Reservation of rights
Coulson J concluded that the Contractor’s ‘general reservation of rights’ in the first adjudication did not assist the Contractor for the following reasons:
- Read as a whole, the reservation raised in the first adjudication was not a general reservation; it took a specific point related to timetabling in relation to the Contractor’s concerns about an ambush
- The two adjudications were not linked and a reservation of rights in the first adjudication could not feed through into the second adjudication
- The Contractor’s agreement to the adjudicator’s terms and conditions in the second adjudication amounted to an acceptance of the adjudicator’s jurisdiction.
Stay of execution
Coulson J held that the Contractor had no defence to the second adjudicator’s decision. The court did, however, exercise its discretion to grant a partial stay. In doing so, it considered the following:
- the principles for a stay (as set out in Wimbledon Construction Co 2000 Ltd v Vago  EWHC 1086 (TCC) (http://www.bailii.org/ew/cases/EWHC/TCC/2005/1086.html)).

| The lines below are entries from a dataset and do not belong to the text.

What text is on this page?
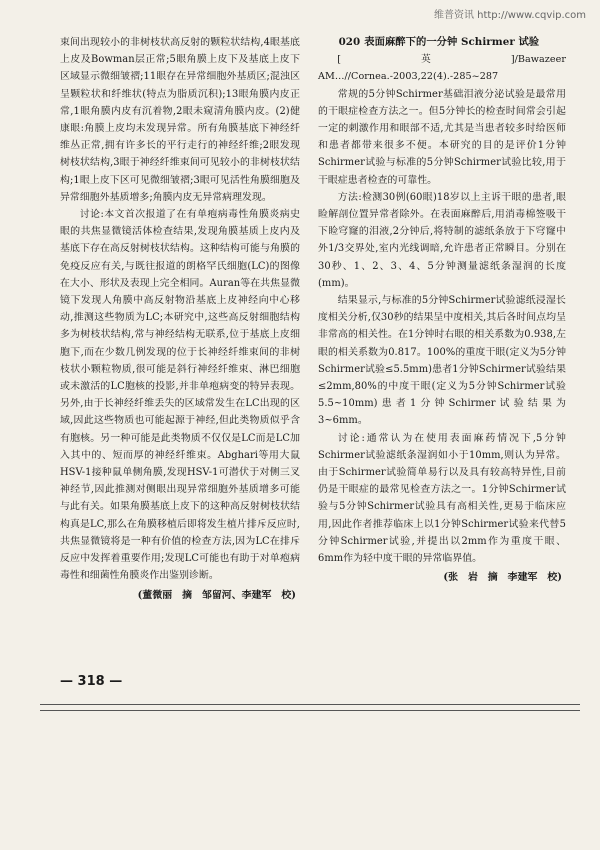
维普资讯 http://www.cqvip.com

束间出现较小的非树枝状高反射的颗粒状结构,4眼基底上皮及Bowman层正常;5眼角膜上皮下及基底上皮下区域显示微细皱褶;11眼存在异常细胞外基质区;混浊区呈颗粒状和纤维状(特点为脂质沉积);13眼角膜内皮正常,1眼角膜内皮有沉着物,2眼未窥清角膜内皮。(2)健康眼:角膜上皮均未发现异常。所有角膜基底下神经纤维丛正常,拥有许多长的平行走行的神经纤维;2眼发现树枝状结构,3眼于神经纤维束间可见较小的非树枝状结构;1眼上皮下区可见微细皱褶;3眼可见活性角膜细胞及异常细胞外基质增多;角膜内皮无异常病理发现。

讨论:本文首次报道了在有单疱病毒性角膜炎病史眼的共焦显微镜活体检查结果,发现角膜基质上皮内及基底下存在高反射树枝状结构。这种结构可能与角膜的免疫反应有关,与既往报道的朗格罕氏细胞(LC)的图像在大小、形状及表现上完全相同。Auran等在共焦显微镜下发现人角膜中高反射物沿基底上皮神经向中心移动,推测这些物质为LC;本研究中,这些高反射细胞结构多为树枝状结构,常与神经结构无联系,位于基底上皮细胞下,而在少数几例发现的位于长神经纤维束间的非树枝状小颗粒物质,很可能是斜行神经纤维束、淋巴细胞或未激活的LC胞核的投影,并非单疱病变的特异表现。另外,由于长神经纤维丢失的区域常发生在LC出现的区域,因此这些物质也可能起源于神经,但此类物质似乎含有胞核。另一种可能是此类物质不仅仅是LC而是LC加入其中的、短而厚的神经纤维束。Abghari等用大鼠HSV-1接种鼠单侧角膜,发现HSV-1可潜伏于对侧三叉神经节,因此推测对侧眼出现异常细胞外基质增多可能与此有关。如果角膜基底上皮下的这种高反射树枝状结构真是LC,那么在角膜移植后即将发生植片排斥反应时,共焦显微镜将是一种有价值的检查方法,因为LC在排斥反应中发挥着重要作用;发现LC可能也有助于对单疱病毒性和细菌性角膜炎作出鉴别诊断。

(董微丽　摘　邹留河、李建军　校)

020 表面麻醉下的一分钟 Schirmer 试验

[英]/Bawazeer AM…//Cornea.-2003,22(4).-285~287

常规的5分钟Schirmer基础泪液分泌试验是最常用的干眼症检查方法之一。但5分钟长的检查时间常会引起一定的刺激作用和眼部不适,尤其是当患者较多时给医师和患者都带来很多不便。本研究的目的是评价1分钟Schirmer试验与标准的5分钟Schirmer试验比较,用于干眼症患者检查的可靠性。

方法:检测30例(60眼)18岁以上主诉干眼的患者,眼睑解剖位置异常者除外。在表面麻醉后,用消毒棉签吸干下睑穹窿的泪液,2分钟后,将特制的滤纸条放于下穹窿中外1/3交界处,室内光线调暗,允许患者正常瞬目。分别在30秒、1、2、3、4、5分钟测量滤纸条湿润的长度(mm)。

结果显示,与标准的5分钟Schirmer试验滤纸浸湿长度相关分析,仅30秒的结果呈中度相关,其后各时间点均呈非常高的相关性。在1分钟时右眼的相关系数为0.938,左眼的相关系数为0.817。100%的重度干眼(定义为5分钟Schirmer试验≤5.5mm)患者1分钟Schirmer试验结果≤2mm,80%的中度干眼(定义为5分钟Schirmer试验5.5~10mm)患者1分钟Schirmer试验结果为3~6mm。

讨论:通常认为在使用表面麻药情况下,5分钟Schirmer试验滤纸条湿润如小于10mm,则认为异常。由于Schirmer试验简单易行以及具有较高特异性,目前仍是干眼症的最常见检查方法之一。1分钟Schirmer试验与5分钟Schirmer试验具有高相关性,更易于临床应用,因此作者推荐临床上以1分钟Schirmer试验来代替5分钟Schirmer试验,并提出以2mm作为重度干眼、6mm作为轻中度干眼的异常临界值。

(张　岩　摘　李建军　校)

— 318 —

In particular:
- Adjudication is intended to be a quick and inexpensive method of arriving at a temporary result in a construction dispute and adjudicator’s decisions are to be enforced summarily and the claimant should not generally be kept out of its money; and
- The probable inability of the claimant to repay the judgment sum at the end of a substantive trial may constitute special circumstances which merit a stay in enforcement.
- whether it was ‘fair’ to enforce the adjudicator’s decision in full (as considered in Galliford Try Building Ltd v Estura Ltd  EWHC 412 (TCC) (http://www.bailii.org/ew/cases/EWHC/TCC/2015/412.html));
- LB RP (Crown Road) Ltd v Squibb Group Ltd  EWHC 2669 (TCC), where the issue was whether the claimant had given proper answers to questions raised about its financial circumstances.
Coulson J was sympathetic to the Contractor in that the Employer had ‘stonewalled’ the Contractor in respect of its financial situation and the Employer had failed to file its accounts with Companies House.
In considering Galliford Try v Estura, Coulson J noted that if the full sum was paid by the Contractor the Employer would have little motivation to provide a final calculation of its net losses having the effect that the final account would likely take longer to finalise.
Coulson J also considered the Employer to be an ‘SPV with no P’. He considered the SPV’s purpose had come to an end. It was not continuing with the Project and it was probable that the SPV would soon be wound up. This created a real risk that the Contractor might overpay and never be repaid.
To ‘do broad justice’ to the parties Coulson J considered that summary judgment should be given for the sum of £9.8 million plus interest, the Contractor was required to pay £4.5 million with a further £1 million to be paid into court, and that a general stay should be ordered in respect of the remaining sums.
Practical implications of the case
The case highlights:
- the importance of making a general reservation regarding jurisdiction early at the point at which the adjudicator’s appointment is accepted;
- that any reservation of rights should be clear and unequivocal;
- that where a specific reservation is made, it can fall away when the matter giving rise to the reservation is resolved;
- that reservations cannot carry over from a previous adjudication and in cases of multiple adjudications, the reservation of rights should be repeated in each adjudication; and
- that a court may draw negative inferences where a lack of information is provided in relation to a party’s assets which could result in a stay to the enforcement of an adjudicator’s decision.